Proton conductivity and phase composition of mixed salts in the systems $M$H$_{2}$PO$_{4}$–CsHSO$_{4}$ ($M$ = Cs, K)

Phase transformations, electrical transport and thermal properties of the systems K$_{1-x}$Cs$_{x}$(H$_{2}$PO$_{4})_{1-x}$(HSO$_{4})_{x}$ ($x$ = 0.01–0.95) and Cs(H$_{2}$PO$_{4}$)$_{1-x}$ (HSO$_{4})_{x}$ ($x$ = 0.01–0.30) have been studied in detail. It has been shown that the mixed compounds Cs(H$_{2}$PO$_{4}$)$_{1-x}$(HSO$_{4})_{x}$ are characterized by an increase in the low-temperature electrical conductivity by one to five orders of magnitude depending on the composition, as well as by the disappearance of the superionic phase transition at $x\ge$ 0.15. The partial substitution of CsH$_{2}$PO$_{4}$ ions for the anions in HSO$_{4}^{-}$ at $x$ = 0.01–0.10 leads to the formation of Cs(H$_{2}$PO$_{4}$)$_{1-x}$(HSO$_{4})_{x}$ solid solutions isostructural with the CsH$_{2}$PO$_{4}$ $(P2_{1}/m)$ phase. For Cs(H$_{2}$PO$_{4}$)$_{1-x}$(HSO$_{4}$)$_{x}$ with $x$ = 0.15–0.30 at room temperature, there is a stabilization of the high-temperature cubic phase isostructural with the CsH$_{2}$PO$_{4}$ $(Pm\bar3m)$ phase existing in CsH$_{2}$PO$_{4}$ at temperatures above 230$^\circ$C. The stability of the $Pm\bar3m$ cubic phase at room temperature has been investigated using X-ray powder diffraction, $^{1}$H spectroscopy, and impedance spectroscopy.

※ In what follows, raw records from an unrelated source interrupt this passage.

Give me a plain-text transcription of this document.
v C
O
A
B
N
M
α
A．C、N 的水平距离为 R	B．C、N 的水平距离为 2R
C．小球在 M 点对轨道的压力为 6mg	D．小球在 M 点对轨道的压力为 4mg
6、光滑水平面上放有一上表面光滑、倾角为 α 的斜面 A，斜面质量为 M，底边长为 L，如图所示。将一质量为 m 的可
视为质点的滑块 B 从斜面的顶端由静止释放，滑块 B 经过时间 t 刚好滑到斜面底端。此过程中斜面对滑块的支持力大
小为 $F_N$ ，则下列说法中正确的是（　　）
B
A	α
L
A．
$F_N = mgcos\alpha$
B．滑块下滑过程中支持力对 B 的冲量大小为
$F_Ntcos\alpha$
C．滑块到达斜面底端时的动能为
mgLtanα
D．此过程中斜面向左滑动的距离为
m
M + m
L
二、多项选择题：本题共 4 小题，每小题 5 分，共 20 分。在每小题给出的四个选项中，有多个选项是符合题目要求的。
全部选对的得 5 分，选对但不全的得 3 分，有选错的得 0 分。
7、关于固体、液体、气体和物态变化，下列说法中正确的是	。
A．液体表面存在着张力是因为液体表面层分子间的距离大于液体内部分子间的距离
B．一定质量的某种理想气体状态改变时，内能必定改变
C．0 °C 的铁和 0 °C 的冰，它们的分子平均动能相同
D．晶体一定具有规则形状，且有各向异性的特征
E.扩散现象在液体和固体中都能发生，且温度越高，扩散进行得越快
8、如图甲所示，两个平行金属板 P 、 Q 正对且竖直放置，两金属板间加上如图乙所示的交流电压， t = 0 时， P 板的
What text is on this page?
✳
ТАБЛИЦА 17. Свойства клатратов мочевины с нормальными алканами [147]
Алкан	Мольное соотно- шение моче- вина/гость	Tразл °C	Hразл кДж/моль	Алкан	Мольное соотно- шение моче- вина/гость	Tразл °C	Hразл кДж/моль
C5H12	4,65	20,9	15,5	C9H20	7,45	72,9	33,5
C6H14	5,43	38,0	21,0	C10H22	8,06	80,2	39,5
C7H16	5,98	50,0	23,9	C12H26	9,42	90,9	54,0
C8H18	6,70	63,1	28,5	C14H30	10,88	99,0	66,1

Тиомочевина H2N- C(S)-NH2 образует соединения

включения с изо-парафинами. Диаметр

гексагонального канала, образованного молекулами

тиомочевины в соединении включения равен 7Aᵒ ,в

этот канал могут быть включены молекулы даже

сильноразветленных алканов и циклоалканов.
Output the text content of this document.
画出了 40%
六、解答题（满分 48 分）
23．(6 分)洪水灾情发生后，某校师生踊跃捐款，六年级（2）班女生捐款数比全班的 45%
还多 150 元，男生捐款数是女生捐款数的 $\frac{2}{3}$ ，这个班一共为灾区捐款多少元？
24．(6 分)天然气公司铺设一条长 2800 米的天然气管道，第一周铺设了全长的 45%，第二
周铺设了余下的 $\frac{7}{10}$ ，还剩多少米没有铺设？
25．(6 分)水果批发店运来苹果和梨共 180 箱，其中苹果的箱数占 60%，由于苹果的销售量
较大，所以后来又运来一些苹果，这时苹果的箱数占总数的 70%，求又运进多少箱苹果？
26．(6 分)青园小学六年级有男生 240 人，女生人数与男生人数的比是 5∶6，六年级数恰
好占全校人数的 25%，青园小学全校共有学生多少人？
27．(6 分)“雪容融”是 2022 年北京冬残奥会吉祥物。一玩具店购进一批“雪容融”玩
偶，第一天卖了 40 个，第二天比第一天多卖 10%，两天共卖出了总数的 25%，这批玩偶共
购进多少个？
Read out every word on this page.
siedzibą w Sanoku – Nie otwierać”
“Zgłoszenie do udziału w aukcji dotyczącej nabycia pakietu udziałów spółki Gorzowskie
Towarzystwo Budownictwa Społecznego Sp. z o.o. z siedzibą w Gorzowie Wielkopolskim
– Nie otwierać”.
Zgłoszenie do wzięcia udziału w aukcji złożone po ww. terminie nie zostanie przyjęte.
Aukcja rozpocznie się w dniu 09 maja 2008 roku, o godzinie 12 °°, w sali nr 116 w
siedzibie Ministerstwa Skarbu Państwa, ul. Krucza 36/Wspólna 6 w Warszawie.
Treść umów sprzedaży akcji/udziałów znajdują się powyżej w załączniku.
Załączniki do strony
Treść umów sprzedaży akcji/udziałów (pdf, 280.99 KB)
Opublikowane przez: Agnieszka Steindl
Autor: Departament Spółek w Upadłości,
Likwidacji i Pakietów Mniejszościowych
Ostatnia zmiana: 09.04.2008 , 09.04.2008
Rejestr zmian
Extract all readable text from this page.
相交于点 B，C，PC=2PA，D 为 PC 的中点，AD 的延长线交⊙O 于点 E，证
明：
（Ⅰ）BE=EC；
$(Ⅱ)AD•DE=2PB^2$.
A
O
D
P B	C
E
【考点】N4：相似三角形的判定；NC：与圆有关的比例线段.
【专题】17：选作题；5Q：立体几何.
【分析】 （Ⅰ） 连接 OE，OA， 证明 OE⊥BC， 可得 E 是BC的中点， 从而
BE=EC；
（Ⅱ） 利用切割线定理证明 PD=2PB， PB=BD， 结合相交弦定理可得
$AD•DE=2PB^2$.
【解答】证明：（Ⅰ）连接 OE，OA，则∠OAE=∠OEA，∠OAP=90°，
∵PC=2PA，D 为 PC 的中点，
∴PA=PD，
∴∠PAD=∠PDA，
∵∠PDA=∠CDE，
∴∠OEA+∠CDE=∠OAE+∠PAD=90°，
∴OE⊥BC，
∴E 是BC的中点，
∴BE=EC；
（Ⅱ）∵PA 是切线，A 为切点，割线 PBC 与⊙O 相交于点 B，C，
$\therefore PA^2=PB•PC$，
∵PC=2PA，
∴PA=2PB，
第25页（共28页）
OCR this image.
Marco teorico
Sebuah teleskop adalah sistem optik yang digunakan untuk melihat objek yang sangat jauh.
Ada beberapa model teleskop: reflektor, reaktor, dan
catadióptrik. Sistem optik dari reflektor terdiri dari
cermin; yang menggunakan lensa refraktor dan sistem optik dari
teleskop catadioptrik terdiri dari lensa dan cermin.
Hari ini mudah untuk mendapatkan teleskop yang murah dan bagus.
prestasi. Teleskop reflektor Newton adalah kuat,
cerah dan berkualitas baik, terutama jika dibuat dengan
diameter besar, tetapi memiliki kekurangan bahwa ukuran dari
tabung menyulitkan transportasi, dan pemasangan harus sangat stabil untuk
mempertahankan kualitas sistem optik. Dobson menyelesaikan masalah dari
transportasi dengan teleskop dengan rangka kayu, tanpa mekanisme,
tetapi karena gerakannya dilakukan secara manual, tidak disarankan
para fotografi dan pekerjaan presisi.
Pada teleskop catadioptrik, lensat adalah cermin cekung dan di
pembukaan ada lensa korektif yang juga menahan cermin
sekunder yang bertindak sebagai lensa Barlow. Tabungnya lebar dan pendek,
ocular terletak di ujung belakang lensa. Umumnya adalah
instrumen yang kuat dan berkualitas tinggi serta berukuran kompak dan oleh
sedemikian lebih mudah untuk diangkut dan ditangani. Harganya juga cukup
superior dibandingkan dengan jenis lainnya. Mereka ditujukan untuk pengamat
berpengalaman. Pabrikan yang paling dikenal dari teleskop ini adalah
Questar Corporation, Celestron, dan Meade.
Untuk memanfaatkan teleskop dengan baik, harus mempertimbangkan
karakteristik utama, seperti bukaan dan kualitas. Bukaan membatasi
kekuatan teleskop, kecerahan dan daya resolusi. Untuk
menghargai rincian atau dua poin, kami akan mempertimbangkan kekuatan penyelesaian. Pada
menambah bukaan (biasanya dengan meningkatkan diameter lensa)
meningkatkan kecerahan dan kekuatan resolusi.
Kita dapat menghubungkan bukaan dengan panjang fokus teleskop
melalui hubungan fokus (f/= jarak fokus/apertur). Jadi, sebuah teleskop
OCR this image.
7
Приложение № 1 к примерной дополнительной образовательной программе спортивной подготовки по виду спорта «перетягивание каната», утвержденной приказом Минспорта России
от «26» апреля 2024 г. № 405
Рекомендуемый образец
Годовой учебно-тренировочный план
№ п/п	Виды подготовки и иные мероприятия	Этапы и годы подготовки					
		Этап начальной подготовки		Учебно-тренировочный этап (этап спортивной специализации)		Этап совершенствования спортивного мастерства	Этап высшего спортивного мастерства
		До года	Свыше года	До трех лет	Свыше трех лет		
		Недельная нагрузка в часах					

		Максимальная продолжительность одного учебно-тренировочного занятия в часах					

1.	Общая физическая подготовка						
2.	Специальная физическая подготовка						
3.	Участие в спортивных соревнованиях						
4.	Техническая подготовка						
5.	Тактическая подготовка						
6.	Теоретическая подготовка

In the K$_{1-x}$Cs$_{x}$(H$_{2}$PO$_{4})_{1-x}$(HSO$_{4})_{x}$ system, there are two regions of compositions with $x$ = 0.05–0.50 and 0.60–0.95, where the proton conductivity and thermal properties are determined respectively by the formation of the CsH$_{5}$(PO$_{4}$)$_{2}$ phase, which is stoichiometrically different from the initial salts, and the potassium-containing phase, which is isostructural with the superionic salt Cs$_{3}$(HSO$_{4}$)$_{2}$(H$_{2}$PO$_{4}$).